Boston University Center for Antiracist Research receives $10 million

Boston University has announced a $10 million gift from Twitter and Square co-founder and CEO Jack Dorsey in support of its new Center for Antiracist Research.

Launched in June and led by Andrew W. Mellon Professor in the Humanities Ibram X. Kendi — a leading scholar of the history of racism and best-selling author of How To Be an Antiracist (2019) — the center will work to advance research-based policy innovation, data-driven educational and advocacy campaigns, and narrative-change initiatives with the goal of "building an antiracist society that ensures equity and justice for all." Awarded through Dorsey's #startsmall LLC, the gift includes $9 million for an endowment and $1 million for immediate needs, including the hiring of staff and funding for research and policy teams focused on racial disparities in COVID-19 impacts.

Kendi's vision for the center calls for multidisciplinary research and policy teams from the fields of law, social work, the humanities, computer science, communications, and medicine and public health. In turn, those experts will collaborate with researchers from other universities as well as data analysts, journalists, advocates, and policy experts.
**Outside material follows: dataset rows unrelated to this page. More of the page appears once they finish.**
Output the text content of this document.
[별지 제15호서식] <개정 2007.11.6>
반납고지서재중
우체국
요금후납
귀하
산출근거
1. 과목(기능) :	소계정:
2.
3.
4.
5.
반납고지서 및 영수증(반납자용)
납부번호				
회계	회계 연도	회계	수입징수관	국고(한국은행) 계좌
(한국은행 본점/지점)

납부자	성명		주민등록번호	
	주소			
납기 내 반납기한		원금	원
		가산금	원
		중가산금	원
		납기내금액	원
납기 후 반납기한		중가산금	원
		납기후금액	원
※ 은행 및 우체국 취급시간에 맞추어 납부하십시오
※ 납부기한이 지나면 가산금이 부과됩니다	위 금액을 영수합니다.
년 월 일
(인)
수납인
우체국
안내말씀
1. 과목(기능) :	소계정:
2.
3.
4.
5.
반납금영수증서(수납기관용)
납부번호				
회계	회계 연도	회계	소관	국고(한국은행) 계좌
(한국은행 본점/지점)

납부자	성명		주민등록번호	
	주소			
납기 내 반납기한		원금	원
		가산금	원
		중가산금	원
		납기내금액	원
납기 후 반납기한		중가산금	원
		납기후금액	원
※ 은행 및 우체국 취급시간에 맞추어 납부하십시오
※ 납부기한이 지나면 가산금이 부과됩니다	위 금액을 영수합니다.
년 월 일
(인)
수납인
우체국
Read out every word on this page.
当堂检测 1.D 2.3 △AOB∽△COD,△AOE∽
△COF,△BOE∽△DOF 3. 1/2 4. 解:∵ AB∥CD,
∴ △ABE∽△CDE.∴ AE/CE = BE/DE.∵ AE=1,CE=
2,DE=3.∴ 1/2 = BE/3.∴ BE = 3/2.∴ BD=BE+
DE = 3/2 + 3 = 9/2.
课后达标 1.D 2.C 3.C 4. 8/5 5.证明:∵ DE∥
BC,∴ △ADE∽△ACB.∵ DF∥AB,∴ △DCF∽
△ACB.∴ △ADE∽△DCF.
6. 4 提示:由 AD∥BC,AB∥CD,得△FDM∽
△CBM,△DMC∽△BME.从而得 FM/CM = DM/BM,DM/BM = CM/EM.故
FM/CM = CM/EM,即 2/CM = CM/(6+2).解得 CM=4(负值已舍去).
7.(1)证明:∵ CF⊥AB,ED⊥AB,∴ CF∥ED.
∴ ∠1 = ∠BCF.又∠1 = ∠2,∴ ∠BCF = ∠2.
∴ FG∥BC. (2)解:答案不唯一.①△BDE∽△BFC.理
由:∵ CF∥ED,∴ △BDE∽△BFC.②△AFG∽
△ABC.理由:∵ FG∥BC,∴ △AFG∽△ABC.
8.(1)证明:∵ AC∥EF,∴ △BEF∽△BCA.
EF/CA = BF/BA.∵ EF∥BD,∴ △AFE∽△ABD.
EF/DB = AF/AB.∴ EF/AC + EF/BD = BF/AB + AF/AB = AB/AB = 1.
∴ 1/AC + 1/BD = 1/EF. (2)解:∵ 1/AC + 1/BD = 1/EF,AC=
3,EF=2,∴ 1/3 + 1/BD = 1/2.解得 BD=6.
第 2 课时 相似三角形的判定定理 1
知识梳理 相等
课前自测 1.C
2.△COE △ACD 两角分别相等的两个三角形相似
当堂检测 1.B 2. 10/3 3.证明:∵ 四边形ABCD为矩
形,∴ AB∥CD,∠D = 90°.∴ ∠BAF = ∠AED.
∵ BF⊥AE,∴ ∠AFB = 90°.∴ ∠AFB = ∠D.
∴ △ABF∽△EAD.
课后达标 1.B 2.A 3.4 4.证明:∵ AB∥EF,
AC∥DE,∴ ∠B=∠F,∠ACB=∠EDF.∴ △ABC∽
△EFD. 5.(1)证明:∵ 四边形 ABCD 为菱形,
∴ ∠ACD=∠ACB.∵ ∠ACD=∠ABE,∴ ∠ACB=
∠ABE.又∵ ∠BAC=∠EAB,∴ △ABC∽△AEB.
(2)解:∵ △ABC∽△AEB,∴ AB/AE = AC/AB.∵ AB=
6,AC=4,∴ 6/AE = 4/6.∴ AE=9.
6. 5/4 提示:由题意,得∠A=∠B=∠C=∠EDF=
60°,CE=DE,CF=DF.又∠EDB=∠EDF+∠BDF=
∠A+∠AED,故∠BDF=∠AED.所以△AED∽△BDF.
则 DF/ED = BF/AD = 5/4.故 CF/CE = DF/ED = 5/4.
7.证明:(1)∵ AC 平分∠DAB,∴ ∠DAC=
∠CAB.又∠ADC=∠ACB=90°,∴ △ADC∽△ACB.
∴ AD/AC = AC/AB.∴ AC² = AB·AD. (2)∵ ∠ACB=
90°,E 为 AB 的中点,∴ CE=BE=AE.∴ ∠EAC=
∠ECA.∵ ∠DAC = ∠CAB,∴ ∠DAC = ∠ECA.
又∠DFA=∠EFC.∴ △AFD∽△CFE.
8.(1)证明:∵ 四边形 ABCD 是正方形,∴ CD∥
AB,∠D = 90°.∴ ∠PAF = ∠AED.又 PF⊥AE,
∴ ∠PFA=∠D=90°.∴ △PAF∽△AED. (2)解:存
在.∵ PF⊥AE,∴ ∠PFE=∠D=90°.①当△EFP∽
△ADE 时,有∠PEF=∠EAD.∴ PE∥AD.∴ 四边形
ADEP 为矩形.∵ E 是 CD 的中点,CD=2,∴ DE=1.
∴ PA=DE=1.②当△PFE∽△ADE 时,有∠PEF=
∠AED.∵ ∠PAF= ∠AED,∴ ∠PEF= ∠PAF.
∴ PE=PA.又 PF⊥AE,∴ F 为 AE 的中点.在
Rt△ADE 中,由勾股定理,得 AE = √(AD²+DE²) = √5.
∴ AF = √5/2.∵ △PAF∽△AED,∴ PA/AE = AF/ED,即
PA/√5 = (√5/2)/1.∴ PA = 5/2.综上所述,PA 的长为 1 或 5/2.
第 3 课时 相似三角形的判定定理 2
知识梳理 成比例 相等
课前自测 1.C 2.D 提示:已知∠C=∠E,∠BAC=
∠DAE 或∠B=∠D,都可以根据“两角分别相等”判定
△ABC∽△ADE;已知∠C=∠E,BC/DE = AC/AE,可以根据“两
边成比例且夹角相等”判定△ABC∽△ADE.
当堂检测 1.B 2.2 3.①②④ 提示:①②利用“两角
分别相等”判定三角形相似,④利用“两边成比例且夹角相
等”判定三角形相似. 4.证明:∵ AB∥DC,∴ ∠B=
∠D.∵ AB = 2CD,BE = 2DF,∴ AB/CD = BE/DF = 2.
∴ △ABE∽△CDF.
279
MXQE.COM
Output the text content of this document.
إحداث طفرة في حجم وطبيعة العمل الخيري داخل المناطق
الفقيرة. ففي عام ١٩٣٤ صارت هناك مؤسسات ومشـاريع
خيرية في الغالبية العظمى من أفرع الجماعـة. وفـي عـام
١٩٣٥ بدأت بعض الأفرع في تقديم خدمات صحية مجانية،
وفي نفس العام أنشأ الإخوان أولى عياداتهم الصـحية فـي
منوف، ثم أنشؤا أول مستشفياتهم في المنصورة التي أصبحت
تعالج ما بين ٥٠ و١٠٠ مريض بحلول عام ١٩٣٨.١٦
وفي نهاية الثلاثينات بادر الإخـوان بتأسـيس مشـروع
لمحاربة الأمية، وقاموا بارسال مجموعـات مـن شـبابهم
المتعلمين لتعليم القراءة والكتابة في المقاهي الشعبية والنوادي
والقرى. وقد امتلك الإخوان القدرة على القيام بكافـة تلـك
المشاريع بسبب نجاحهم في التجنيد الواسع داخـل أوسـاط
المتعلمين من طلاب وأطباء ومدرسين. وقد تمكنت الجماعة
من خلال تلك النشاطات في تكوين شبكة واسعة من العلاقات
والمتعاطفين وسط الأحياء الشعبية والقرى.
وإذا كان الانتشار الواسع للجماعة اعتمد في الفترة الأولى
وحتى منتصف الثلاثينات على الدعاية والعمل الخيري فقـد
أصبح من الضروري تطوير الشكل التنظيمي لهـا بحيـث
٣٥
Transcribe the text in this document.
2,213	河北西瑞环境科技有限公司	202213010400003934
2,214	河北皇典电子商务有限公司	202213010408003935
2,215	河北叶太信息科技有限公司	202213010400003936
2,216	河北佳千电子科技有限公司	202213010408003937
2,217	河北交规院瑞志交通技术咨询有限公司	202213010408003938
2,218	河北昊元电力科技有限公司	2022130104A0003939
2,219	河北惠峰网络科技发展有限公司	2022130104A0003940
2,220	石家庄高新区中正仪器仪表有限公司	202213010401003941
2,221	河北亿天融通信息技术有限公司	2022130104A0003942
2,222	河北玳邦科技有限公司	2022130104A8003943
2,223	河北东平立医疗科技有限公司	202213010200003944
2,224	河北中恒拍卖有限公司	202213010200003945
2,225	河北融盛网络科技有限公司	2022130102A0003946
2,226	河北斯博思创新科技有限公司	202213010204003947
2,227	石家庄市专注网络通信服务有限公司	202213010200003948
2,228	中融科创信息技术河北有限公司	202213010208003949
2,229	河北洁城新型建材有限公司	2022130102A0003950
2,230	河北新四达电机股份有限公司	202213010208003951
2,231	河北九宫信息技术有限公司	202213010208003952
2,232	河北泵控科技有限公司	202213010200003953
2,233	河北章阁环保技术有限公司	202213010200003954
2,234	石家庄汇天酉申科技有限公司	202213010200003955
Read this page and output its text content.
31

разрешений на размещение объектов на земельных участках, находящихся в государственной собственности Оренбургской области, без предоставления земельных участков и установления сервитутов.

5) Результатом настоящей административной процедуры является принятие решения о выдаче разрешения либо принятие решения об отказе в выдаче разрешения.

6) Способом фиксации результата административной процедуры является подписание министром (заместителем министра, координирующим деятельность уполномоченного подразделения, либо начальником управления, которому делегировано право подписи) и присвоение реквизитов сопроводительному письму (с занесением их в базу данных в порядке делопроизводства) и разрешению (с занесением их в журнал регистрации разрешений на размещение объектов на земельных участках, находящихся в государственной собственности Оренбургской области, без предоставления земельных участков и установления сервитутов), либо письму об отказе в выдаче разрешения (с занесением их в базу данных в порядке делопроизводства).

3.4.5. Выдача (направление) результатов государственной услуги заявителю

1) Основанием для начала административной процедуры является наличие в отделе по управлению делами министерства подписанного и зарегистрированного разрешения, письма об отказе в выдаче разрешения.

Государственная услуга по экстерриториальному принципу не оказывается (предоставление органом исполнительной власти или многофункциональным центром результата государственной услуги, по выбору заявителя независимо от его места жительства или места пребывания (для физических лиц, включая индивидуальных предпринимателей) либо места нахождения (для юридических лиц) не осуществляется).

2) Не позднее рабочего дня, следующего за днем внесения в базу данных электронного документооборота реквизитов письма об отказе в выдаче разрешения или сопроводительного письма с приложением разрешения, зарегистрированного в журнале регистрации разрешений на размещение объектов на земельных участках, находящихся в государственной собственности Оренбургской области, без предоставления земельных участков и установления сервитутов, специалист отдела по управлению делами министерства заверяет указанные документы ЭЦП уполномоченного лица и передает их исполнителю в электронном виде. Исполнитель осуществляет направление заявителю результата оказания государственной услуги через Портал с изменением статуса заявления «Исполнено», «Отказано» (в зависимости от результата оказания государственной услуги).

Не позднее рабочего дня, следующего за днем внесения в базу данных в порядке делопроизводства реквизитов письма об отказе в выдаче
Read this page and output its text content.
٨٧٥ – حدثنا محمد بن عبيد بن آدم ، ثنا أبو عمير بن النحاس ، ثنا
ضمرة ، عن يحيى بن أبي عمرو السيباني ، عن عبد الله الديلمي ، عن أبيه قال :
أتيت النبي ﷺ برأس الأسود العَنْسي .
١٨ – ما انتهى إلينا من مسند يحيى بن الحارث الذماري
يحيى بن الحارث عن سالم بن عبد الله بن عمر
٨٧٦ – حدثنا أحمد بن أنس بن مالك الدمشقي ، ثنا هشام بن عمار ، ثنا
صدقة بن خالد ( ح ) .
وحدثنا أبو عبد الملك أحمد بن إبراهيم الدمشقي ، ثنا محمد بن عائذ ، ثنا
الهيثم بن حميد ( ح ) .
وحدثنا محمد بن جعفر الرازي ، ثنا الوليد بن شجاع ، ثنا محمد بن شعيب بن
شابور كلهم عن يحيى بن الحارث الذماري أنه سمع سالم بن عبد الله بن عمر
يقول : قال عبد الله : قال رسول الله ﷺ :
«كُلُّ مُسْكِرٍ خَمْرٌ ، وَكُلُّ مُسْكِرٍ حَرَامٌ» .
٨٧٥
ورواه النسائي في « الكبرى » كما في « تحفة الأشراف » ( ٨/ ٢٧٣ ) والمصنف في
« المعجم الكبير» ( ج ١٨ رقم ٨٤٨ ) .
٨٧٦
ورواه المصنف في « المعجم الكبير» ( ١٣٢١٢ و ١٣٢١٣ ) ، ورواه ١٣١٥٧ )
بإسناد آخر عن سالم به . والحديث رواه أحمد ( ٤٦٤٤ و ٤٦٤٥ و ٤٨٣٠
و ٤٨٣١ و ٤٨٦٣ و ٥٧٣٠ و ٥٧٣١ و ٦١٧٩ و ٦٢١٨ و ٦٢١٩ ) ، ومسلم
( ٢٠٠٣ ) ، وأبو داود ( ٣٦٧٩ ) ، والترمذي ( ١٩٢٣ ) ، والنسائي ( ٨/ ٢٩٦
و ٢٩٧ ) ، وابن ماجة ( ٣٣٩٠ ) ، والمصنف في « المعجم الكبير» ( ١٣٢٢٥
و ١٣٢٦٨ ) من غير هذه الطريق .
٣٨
Among other things, the center plans to expand its COVID Racial Data Tracker into a Racial Data Tracker (RDT), with the goal of creating the nation's largest online repository of racial inequity data.

Dorsey, who launched #startsmall in April with an initial pledge of $1 billion, has committed nearly $200 million in support of COVID-19 response efforts, racial and social justice initiatives, and health and education, including recent gifts of $5 million to Khan Academy and $1 million each to the Yerba Buena Center for the Arts and the Prison Policy Initiative

"What's incredible about this gift is that it allows us to begin scaling the size of our center extremely quickly so that we can begin responding to and studying racism," said Kendi. "But we still need to raise a lot more in order to make the difference that we are striving for. We are going to be engaged for decades in high-quality multidisciplinary research, critical policy and narrative change work, and lending our support to antiracist advocacy. That all necessitates a large staff, a community of well-funded researchers, and a lot of resources."